And what does it mean to be "Appalachian" in the first place?
How you answer reveals more than you might think.
By Frank N. Carlson
March 10, 2010
A little more than a year ago, ABC’s long-running newsmagazine 20/20 aired a documentary called A Hidden America: Children of the Mountains.
Hosted by Diane Sawyer, a native of Glasgow, Ky., the show focused on a collection of impoverished communities in Central Appalachia, each suffering from one or more particularly deplorable circumstances: rampant methamphetamine and prescription drug addiction; teenage pregnancies the result of incest, because, as one shotgun-wielding young man put it, “the closer the kin, the deeper in”; chronic toothlessness, brought on by poor dental care and too many soft drinks (at one point a man poured Pepsi into his two-year-old niece’s sippy cup); and an overall sense of grinding poverty that seemed as intractable as it was apparent.
To much of the nation and many Knoxvillians, this represents one version of Appalachia.

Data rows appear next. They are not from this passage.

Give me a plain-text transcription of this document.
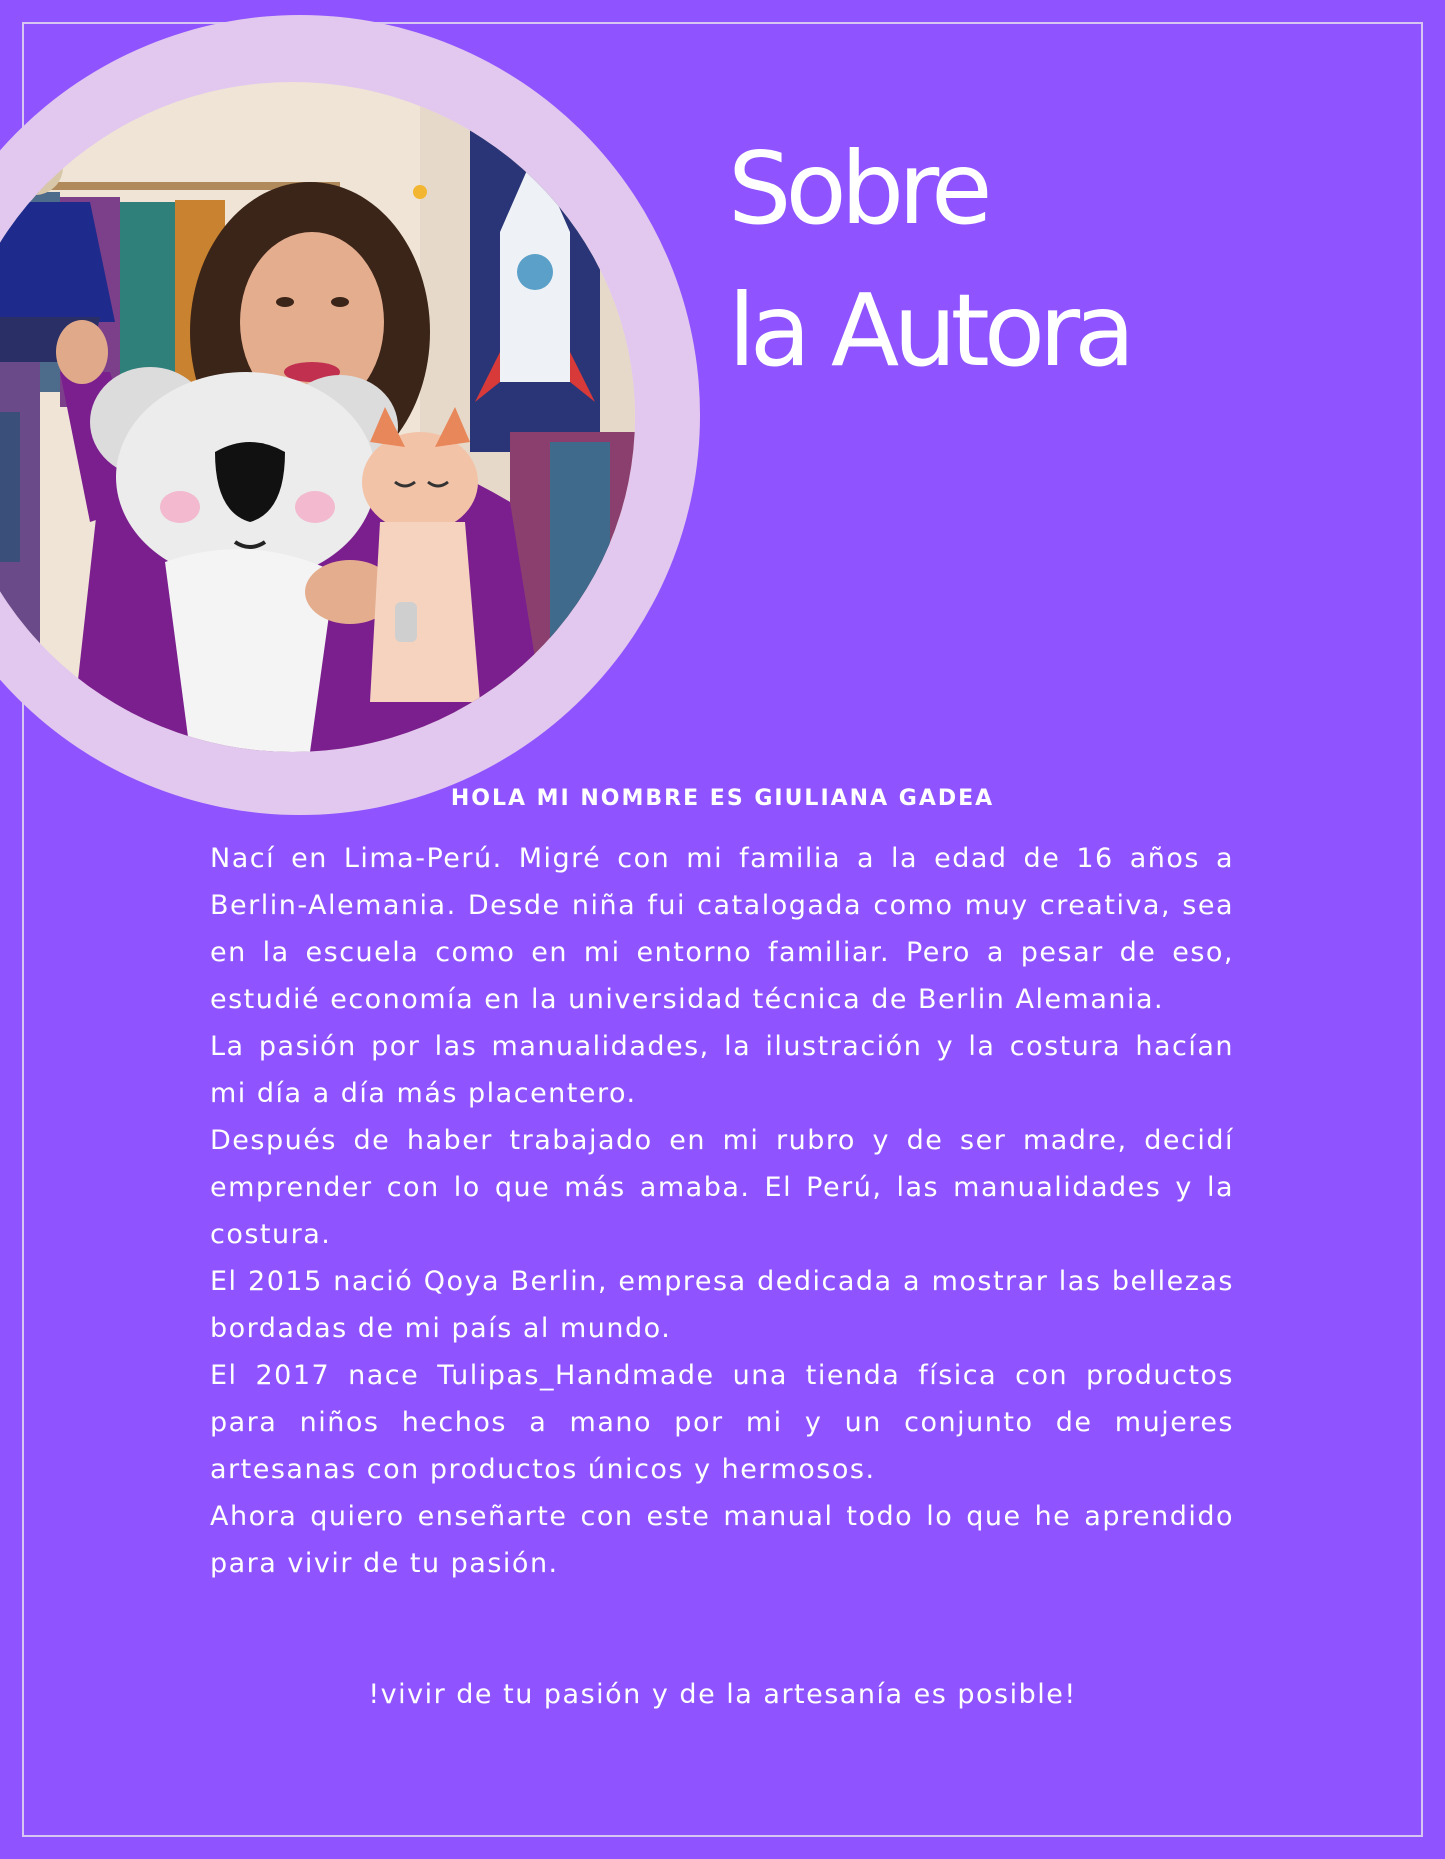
Sobre
la Autora
HOLA MI NOMBRE ES GIULIANA GADEA

Nací en Lima-Perú. Migré con mi familia a la edad de 16 años a Berlin-Alemania. Desde niña fui catalogada como muy creativa, sea en la escuela como en mi entorno familiar. Pero a pesar de eso, estudié economía en la universidad técnica de Berlin Alemania.

La pasión por las manualidades, la ilustración y la costura hacían mi día a día más placentero.

Después de haber trabajado en mi rubro y de ser madre, decidí emprender con lo que más amaba. El Perú, las manualidades y la costura.

El 2015 nació Qoya Berlin, empresa dedicada a mostrar las bellezas bordadas de mi país al mundo.

El 2017 nace Tulipas_Handmade una tienda física con productos para niños hechos a mano por mi y un conjunto de mujeres artesanas con productos únicos y hermosos.

Ahora quiero enseñarte con este manual todo lo que he aprendido para vivir de tu pasión.

!vivir de tu pasión y de la artesanía es posible!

The other—the one that celebrates Appalachians as independent, resourceful frontiersmen, deeply connected to the land in a way we modern city dwellers aren’t and perhaps never were—is far more palatable and accessible. Drive 20 miles north from Knoxville to the Museum of Appalachia, just off I-75, and it’s there seven days a week for anyone with $15 and a passing interest in handicrafts, wood cabins, and other icons of America’s pioneer days.